I am trying to write a grok parser for a log in CSV format. The different columns are separated by semicolons and each column is included in double quotes.here is an example:
"2017-03-07T08:07:39.585Z";"WARN";"";"";"This is an example customer error Message";
Until recently using a greedy regex looking for the doubly quote to and the field worked fine for me.
However some of the Messages we receive started to include Semicolons and double quotes as well. Any double quotes within the Column are escaped by using double doubleqoutes "".
Here is an example
"2017-03-07T08:07:39.585Z";"WARN";"";"";"Search term ""abcde"" not found; Processing stopped";
Expected parsing would be:
Message: Search term ""abcde"" not found; Processing stopped
Obviously my parser fails at the first double quote in front of abcde.
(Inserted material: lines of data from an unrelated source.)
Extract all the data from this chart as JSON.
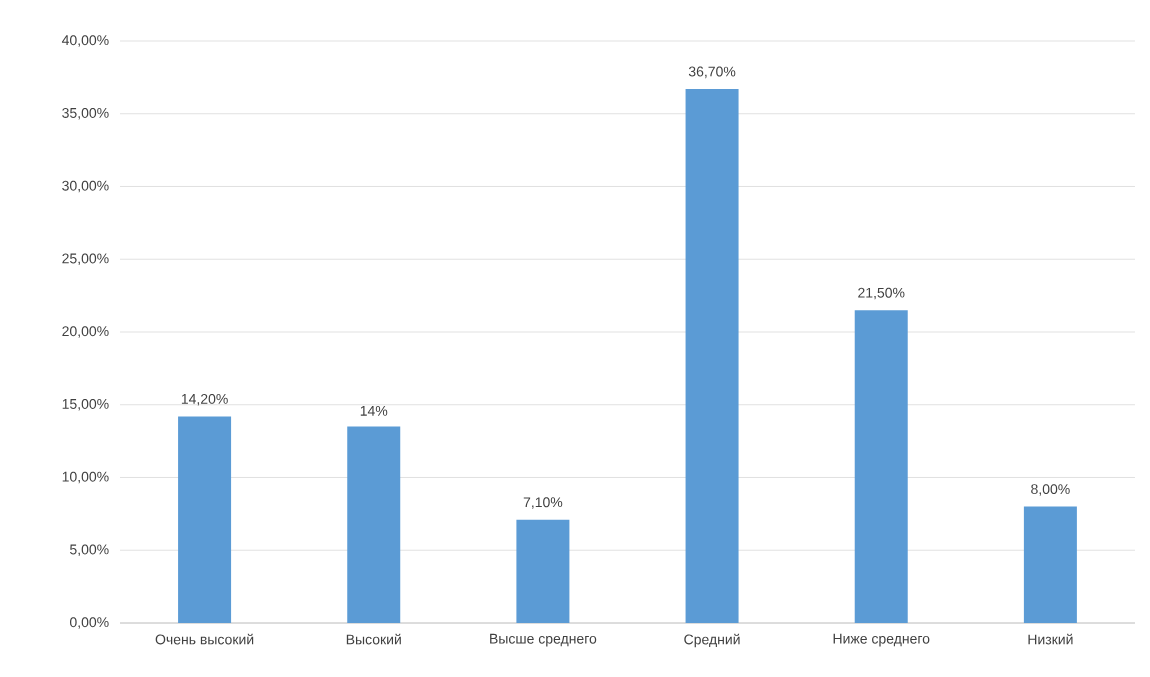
{
  "chart_data": {
    "type": "bar",
    "categories": [
      "Очень высокий",
      "Высокий",
      "Высше среднего",
      "Средний",
      "Ниже среднего",
      "Низкий"
    ],
    "values": [
      14.2,
      13.5,
      7.1,
      36.7,
      21.5,
      8.0
    ],
    "value_labels": [
      "14,20%",
      "14%",
      "7,10%",
      "36,70%",
      "21,50%",
      "8,00%"
    ],
    "color": "#5b9bd5",
    "ylim": [
      0,
      40
    ],
    "yticks": [
      {
        "value": 0,
        "label": "0,00%"
      },
      {
        "value": 5,
        "label": "5,00%"
      },
      {
        "value": 10,
        "label": "10,00%"
      },
      {
        "value": 15,
        "label": "15,00%"
      },
      {
        "value": 20,
        "label": "20,00%"
      },
      {
        "value": 25,
        "label": "25,00%"
      },
      {
        "value": 30,
        "label": "30,00%"
      },
      {
        "value": 35,
        "label": "35,00%"
      },
      {
        "value": 40,
        "label": "40,00%"
      }
    ],
    "grid": "y"
  }
}
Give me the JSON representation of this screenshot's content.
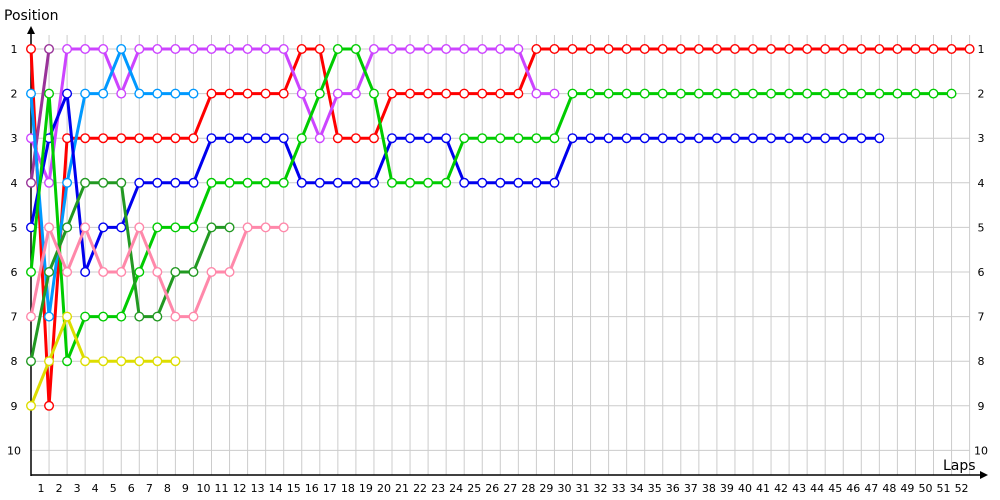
{
  "chart_data": {
    "type": "line",
    "title": "",
    "xlabel": "Laps",
    "ylabel": "Position",
    "x_range": [
      0,
      52
    ],
    "y_range": [
      1,
      10
    ],
    "y_inverted": true,
    "grid": true,
    "x_ticks": [
      1,
      2,
      3,
      4,
      5,
      6,
      7,
      8,
      9,
      10,
      11,
      12,
      13,
      14,
      15,
      16,
      17,
      18,
      19,
      20,
      21,
      22,
      23,
      24,
      25,
      26,
      27,
      28,
      29,
      30,
      31,
      32,
      33,
      34,
      35,
      36,
      37,
      38,
      39,
      40,
      41,
      42,
      43,
      44,
      45,
      46,
      47,
      48,
      49,
      50,
      51,
      52
    ],
    "y_ticks": [
      1,
      2,
      3,
      4,
      5,
      6,
      7,
      8,
      9,
      10
    ],
    "laps_start": 0,
    "series": [
      {
        "color": "#ff0000",
        "values": [
          1,
          9,
          3,
          3,
          3,
          3,
          3,
          3,
          3,
          3,
          2,
          2,
          2,
          2,
          2,
          1,
          1,
          3,
          3,
          3,
          2,
          2,
          2,
          2,
          2,
          2,
          2,
          2,
          1,
          1,
          1,
          1,
          1,
          1,
          1,
          1,
          1,
          1,
          1,
          1,
          1,
          1,
          1,
          1,
          1,
          1,
          1,
          1,
          1,
          1,
          1,
          1,
          1
        ]
      },
      {
        "color": "#cc44ff",
        "values": [
          3,
          4,
          1,
          1,
          1,
          2,
          1,
          1,
          1,
          1,
          1,
          1,
          1,
          1,
          1,
          2,
          3,
          2,
          2,
          1,
          1,
          1,
          1,
          1,
          1,
          1,
          1,
          1,
          2,
          2
        ]
      },
      {
        "color": "#993399",
        "values": [
          4,
          1
        ]
      },
      {
        "color": "#0099ff",
        "values": [
          2,
          7,
          4,
          2,
          2,
          1,
          2,
          2,
          2,
          2
        ]
      },
      {
        "color": "#0000ee",
        "values": [
          5,
          3,
          2,
          6,
          5,
          5,
          4,
          4,
          4,
          4,
          3,
          3,
          3,
          3,
          3,
          4,
          4,
          4,
          4,
          4,
          3,
          3,
          3,
          3,
          4,
          4,
          4,
          4,
          4,
          4,
          3,
          3,
          3,
          3,
          3,
          3,
          3,
          3,
          3,
          3,
          3,
          3,
          3,
          3,
          3,
          3,
          3,
          3
        ]
      },
      {
        "color": "#00cc00",
        "values": [
          6,
          2,
          8,
          7,
          7,
          7,
          6,
          5,
          5,
          5,
          4,
          4,
          4,
          4,
          4,
          3,
          2,
          1,
          1,
          2,
          4,
          4,
          4,
          4,
          3,
          3,
          3,
          3,
          3,
          3,
          2,
          2,
          2,
          2,
          2,
          2,
          2,
          2,
          2,
          2,
          2,
          2,
          2,
          2,
          2,
          2,
          2,
          2,
          2,
          2,
          2,
          2
        ]
      },
      {
        "color": "#229922",
        "values": [
          8,
          6,
          5,
          4,
          4,
          4,
          7,
          7,
          6,
          6,
          5,
          5
        ]
      },
      {
        "color": "#ff88aa",
        "values": [
          7,
          5,
          6,
          5,
          6,
          6,
          5,
          6,
          7,
          7,
          6,
          6,
          5,
          5,
          5
        ]
      },
      {
        "color": "#dddd00",
        "values": [
          9,
          8,
          7,
          8,
          8,
          8,
          8,
          8,
          8
        ]
      }
    ]
  }
}
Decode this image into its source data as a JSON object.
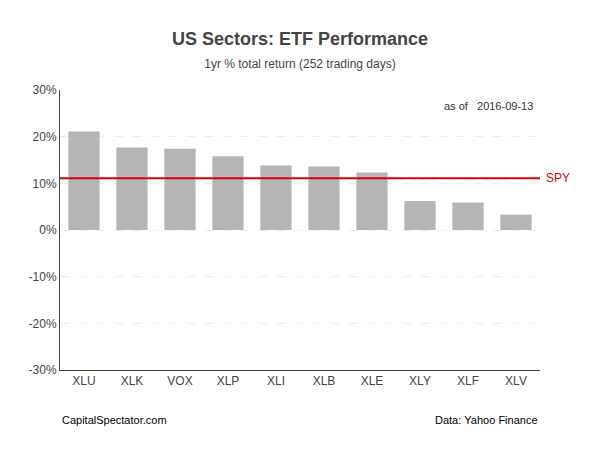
{
  "chart_data": {
    "type": "bar",
    "title": "US Sectors: ETF Performance",
    "subtitle": "1yr % total return (252 trading days)",
    "annotation": "as of   2016-09-13",
    "footer": [
      "CapitalSpectator.com",
      "Data: Yahoo Finance"
    ],
    "categories": [
      "XLU",
      "XLK",
      "VOX",
      "XLP",
      "XLI",
      "XLB",
      "XLE",
      "XLY",
      "XLF",
      "XLV"
    ],
    "values": [
      0.211,
      0.177,
      0.174,
      0.158,
      0.138,
      0.136,
      0.123,
      0.062,
      0.059,
      0.033
    ],
    "color": "#b5b5b5",
    "hline": {
      "value": 0.111,
      "label": "SPY",
      "color": "#dd0000"
    },
    "ylim": [
      -0.3,
      0.3
    ],
    "yticks": [
      {
        "value": -0.3,
        "label": "-30%"
      },
      {
        "value": -0.2,
        "label": "-20%"
      },
      {
        "value": -0.1,
        "label": "-10%"
      },
      {
        "value": 0.0,
        "label": "0%"
      },
      {
        "value": 0.1,
        "label": "10%"
      },
      {
        "value": 0.2,
        "label": "20%"
      },
      {
        "value": 0.3,
        "label": "30%"
      }
    ],
    "grid": true
  }
}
As far as I understand it, using doulbe doulbe duotes is a valid escaping of double quotes within a CSV. And as long as quotes are used using the delimiter (semicolon) within the text is also ok, so there is not much I can do to get this changed.
As fields can be empty simply looking for a single occurrence of a double quote instead of a double quote does also not work. So I need to have the string ";" (double quote semicolon double quote) as a separator but I am lacking the regexp and grok experience to implement this. Any hints how this can be done?